Pipe music, he says, is written in the key of A. While concert A is at 440 hertz, pipes play at about 480 hertz so he has had his Highland bagpipes modified for the occasion.
Brendon's bagpipes are made of African blackwood and ivory and older than the NZSO – they were made in the 1930s.
"Generally it's believed that era, the late 1880s early 1900s, the quality of the African blackwood they were made from was superior to today's product. Older pipes are generally deemed to be of excellent quality."
His instrument has four different reeds, three drones with a different reed in each to make the constant sound harmonics in the background and then a 'chanter', which is what the piper holds to play the tune.
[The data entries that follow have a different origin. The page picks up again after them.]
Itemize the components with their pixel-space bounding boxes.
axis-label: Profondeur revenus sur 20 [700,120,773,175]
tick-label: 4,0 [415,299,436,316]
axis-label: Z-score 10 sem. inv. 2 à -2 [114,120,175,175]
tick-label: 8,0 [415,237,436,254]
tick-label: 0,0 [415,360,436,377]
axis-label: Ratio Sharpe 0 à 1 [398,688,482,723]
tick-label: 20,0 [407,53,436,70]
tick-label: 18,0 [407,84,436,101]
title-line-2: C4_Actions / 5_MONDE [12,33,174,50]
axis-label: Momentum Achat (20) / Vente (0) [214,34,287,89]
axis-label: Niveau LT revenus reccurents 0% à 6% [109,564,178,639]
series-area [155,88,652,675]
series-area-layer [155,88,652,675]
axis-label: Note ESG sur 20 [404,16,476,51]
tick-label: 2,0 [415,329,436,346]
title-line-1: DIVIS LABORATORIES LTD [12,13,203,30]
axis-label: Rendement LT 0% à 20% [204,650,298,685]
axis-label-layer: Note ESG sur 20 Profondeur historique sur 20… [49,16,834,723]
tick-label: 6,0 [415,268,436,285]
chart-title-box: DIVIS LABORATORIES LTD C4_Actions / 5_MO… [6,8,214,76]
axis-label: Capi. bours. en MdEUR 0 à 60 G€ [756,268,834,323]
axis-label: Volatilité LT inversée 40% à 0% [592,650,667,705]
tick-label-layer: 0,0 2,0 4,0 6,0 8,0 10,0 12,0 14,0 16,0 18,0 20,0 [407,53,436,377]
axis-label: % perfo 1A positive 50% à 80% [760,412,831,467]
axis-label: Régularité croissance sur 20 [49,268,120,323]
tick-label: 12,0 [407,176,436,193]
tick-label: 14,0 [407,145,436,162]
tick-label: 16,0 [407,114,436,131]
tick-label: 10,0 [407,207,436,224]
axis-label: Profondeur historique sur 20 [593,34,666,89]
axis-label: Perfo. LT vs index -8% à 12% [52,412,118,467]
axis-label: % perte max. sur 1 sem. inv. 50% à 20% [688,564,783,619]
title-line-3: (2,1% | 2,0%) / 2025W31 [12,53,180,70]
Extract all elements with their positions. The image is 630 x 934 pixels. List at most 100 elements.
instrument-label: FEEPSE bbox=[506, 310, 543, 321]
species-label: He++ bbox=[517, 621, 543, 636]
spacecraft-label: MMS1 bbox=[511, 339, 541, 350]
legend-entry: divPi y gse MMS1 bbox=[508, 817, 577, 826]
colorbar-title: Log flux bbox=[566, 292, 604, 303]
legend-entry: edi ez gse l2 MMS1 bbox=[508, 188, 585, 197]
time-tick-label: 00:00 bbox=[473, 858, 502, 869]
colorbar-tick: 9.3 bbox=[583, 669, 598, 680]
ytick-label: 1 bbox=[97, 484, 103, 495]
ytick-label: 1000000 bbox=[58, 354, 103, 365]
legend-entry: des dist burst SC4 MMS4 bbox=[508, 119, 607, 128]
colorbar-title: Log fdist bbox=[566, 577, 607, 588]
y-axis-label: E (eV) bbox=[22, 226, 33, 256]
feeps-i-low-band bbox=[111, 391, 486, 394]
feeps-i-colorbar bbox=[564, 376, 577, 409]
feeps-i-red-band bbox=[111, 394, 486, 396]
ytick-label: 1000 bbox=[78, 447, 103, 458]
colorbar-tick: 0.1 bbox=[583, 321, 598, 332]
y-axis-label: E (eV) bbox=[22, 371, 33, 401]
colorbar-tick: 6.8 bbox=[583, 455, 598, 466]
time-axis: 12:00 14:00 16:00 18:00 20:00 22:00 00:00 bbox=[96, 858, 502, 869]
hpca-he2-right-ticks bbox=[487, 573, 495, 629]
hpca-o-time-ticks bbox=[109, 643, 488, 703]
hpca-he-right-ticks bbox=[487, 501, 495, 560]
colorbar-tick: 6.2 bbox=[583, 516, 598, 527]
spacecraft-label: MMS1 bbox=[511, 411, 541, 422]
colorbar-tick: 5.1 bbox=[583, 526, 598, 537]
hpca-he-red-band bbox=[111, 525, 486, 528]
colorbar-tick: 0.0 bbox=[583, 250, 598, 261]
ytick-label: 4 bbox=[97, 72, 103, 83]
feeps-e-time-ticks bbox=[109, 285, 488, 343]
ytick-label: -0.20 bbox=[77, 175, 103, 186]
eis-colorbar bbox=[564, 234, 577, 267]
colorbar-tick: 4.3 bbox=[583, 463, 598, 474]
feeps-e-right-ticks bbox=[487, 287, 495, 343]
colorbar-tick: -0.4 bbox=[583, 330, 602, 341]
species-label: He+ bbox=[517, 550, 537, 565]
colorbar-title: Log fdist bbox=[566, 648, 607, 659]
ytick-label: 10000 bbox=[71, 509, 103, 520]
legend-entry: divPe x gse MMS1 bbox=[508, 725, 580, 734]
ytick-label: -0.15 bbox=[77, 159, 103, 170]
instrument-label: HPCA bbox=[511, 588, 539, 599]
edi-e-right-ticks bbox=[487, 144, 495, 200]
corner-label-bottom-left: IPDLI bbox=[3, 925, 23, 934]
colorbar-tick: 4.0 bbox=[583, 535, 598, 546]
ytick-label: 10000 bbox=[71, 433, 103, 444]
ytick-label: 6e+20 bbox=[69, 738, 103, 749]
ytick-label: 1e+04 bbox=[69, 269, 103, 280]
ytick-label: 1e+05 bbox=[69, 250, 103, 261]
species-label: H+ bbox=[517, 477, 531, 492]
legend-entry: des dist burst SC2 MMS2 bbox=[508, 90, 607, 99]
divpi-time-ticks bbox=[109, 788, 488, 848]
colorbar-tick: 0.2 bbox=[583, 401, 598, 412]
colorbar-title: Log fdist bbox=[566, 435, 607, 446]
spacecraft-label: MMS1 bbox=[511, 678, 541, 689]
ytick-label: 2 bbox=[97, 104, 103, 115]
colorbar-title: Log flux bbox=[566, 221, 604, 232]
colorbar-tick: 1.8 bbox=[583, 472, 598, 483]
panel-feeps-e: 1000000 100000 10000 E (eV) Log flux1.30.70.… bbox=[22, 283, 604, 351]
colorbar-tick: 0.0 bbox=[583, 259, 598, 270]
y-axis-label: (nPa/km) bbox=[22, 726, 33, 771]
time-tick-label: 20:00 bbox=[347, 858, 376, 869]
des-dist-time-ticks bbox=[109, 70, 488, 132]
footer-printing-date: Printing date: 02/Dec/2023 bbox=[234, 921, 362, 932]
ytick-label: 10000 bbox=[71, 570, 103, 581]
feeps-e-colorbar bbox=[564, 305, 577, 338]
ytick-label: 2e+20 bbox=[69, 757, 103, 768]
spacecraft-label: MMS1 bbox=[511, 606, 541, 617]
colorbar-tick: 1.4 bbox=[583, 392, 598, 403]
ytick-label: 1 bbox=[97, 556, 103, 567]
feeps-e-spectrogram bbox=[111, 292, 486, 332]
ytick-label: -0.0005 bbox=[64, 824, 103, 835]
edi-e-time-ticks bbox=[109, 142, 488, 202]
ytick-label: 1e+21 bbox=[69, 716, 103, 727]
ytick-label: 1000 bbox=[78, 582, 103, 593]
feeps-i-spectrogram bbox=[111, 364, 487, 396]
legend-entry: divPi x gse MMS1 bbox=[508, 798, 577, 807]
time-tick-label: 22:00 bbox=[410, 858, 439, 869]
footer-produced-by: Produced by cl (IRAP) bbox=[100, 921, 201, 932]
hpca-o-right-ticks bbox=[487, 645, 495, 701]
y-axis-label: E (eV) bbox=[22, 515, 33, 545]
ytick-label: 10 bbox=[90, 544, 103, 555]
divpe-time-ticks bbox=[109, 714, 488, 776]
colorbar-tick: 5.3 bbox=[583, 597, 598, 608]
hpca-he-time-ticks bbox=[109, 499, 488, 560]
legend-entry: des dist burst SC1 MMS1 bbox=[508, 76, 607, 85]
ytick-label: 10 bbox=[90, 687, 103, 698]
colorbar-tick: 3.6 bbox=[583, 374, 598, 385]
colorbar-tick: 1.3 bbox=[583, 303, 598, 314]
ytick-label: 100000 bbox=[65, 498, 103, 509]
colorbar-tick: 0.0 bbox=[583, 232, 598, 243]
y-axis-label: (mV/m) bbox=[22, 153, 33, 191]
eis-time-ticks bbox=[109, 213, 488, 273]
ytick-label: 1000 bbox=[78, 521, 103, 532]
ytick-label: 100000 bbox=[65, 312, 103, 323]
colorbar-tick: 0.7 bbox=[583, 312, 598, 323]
The piece Brendon will perform was inspired by a wedding the composer Peter Maxwell Davies attended in Orkney.
"As he was walking home from the wedding he had the idea of the piece. It's supposed to be upbeat and jolly and implies that the orchestra gets slightly more inebriated as the performance goes on!"
Brendon was first exposed to the pipes while watching his sister's Highland dance performances.
"I was really just taken with the sound. I learned in Hamilton with the Hamilton Band under Jim Wilson, you get pulled into the community."
Although he enjoys playing in bands, it is the challenge of soloing he likes best.
"I do like the pressure the solo puts on you, you've got to have outstanding technique and an outstanding bagpipe from a sound point of view,"
Brendon refined his technique while he lived in Inverness in Scotland for five years, where he played with some of the best pipers in the world.
"Anyone who's interested in furthering their piping career usually makes their way to Scotland. Maybe if Warren Gatland's listening he could sneak a few more Scottish players into the Lions squad!"